Il est bâti sur 5 pilliers, déclinés en engagement. Le premier est mon engagement pour une inclusion sociale, économique et financière pour lutter contre les injustices que subissent l’ensemble des Guinéens. Je compte mettre en place une caisse nationale pour l’égalité des chances, avec des fonds destinés aux jeunes, notamment les jeunes entrepreneurs, et aux femmes. Cette caisse sera financée par le budget de l’état. Je m’engage à réduire le train de vie de l’état, mettre fin au détournement de biens publics. Nous allons faire en sorte qu’il y ait un équilibre entre les actions vers les populations et les régions et une réforme de l’éducation. Le second : le respect absolu des textes de la loi. Le troisième : un programme de réforme de l’éducation. Dès 2021 nous aurons les états généraux de l’éducation. Le quatrième :le développement équilibré de nos régions. Et enfin le dernier : la construction d’une relation apaisée avec les pays voisins et la paix dans notre pays.
Quelles sont les qualités nécessaires pour un être un bon chef d’état ?

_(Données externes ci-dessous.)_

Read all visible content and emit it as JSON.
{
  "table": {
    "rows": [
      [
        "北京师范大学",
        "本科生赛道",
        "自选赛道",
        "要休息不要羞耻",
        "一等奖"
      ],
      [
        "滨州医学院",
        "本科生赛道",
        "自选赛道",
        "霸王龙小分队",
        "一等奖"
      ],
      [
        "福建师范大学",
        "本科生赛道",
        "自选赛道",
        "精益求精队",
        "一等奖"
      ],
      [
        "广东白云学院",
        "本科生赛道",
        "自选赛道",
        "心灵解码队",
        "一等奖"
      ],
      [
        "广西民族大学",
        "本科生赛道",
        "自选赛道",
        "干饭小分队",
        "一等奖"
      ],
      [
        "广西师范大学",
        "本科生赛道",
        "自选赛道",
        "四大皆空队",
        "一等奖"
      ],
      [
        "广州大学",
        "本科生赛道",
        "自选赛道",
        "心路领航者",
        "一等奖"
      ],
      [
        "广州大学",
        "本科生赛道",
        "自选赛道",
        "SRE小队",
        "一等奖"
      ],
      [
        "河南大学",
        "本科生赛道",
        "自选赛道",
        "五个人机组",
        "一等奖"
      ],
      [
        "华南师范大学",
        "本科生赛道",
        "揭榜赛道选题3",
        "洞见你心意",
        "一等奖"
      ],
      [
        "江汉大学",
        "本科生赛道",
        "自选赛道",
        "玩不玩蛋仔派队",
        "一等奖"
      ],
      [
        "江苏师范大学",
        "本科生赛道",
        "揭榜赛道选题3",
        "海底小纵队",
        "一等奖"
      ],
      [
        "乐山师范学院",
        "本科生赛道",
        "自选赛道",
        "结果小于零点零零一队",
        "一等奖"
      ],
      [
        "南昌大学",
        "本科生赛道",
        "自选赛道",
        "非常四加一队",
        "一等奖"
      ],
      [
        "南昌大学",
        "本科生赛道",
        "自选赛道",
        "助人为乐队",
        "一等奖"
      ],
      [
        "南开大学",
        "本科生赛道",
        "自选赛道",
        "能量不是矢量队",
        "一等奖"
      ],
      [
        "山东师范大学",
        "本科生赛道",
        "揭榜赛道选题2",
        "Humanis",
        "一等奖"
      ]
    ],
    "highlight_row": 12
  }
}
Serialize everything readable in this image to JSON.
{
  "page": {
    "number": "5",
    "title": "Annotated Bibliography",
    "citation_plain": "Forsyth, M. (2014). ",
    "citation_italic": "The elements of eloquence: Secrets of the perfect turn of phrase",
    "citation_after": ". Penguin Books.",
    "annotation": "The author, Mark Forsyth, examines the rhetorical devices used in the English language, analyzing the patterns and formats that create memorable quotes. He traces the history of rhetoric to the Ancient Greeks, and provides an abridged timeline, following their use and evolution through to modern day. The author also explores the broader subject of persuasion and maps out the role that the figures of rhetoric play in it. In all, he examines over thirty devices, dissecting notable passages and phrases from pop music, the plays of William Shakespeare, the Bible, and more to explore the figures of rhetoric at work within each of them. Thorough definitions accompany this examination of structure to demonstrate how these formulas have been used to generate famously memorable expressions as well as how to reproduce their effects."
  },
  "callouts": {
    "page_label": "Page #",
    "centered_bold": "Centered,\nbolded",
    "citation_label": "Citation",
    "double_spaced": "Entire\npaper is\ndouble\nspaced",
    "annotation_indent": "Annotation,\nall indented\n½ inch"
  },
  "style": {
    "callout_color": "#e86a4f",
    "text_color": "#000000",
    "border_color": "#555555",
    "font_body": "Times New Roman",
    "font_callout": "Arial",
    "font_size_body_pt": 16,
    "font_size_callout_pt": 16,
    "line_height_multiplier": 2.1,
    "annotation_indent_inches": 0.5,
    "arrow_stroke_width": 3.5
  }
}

Il y en a 4 principales parmi lesquelles :
Vous avez été touchée par le coronavirus et avez milité pour le confinement pendant 15 jours, que pensez-vous de l’action du gouvernement pour limiter la pandémie et la mesure prise par Alpha Condé de laisser les mosquées ouvertes pendant la Tabaski et de permettre aux fidèles de prier tant qu’ils respectent les mesures barrière ?
J’ai été la première personnalité à déclarer publiquement avoir attrapé le coronavirus dans mon pays, à moment où on en parlait pas. Ceci a permis de sauver des milliers de personnes et encore aujourd’hui, quand je sors dans la rue, les gens me remercient pour cela. Quand cette maladie est apparue en Guinée, les gens se cachaient. Au début, on ne l’a pas bien géré. Nos systèmes sanitaires n’étaient pas préparés et nous en avons beaucoup souffert, car nos infrastructures de santé sont rudimentaires. Mais au fil des mois et à cause du plaidoyer que j’ai porté dès le début, les choses ont évolué. Aujourd’hui il y a une certaine maitrise même si les populations sont encore très indisciplinées. On interdit les rassemblements mais il était important que le gouvernement en premier respecte ce principe. Depuis, le dispositif sanitaire s’est beaucoup amélioré. Quant à l’ouverture des mosquées, j’ai plaidé pour dans la mesure où les marchées n’étaient pas fermés. Il est plus facile de maintenir la distanciation sociale dans les lieux de culte qui sont aérés, ont de grandes portes que sur les marchés. Je suis très croyante et je pense qu’on est plus discipliné dans une mosquée ou une église que dans un marché.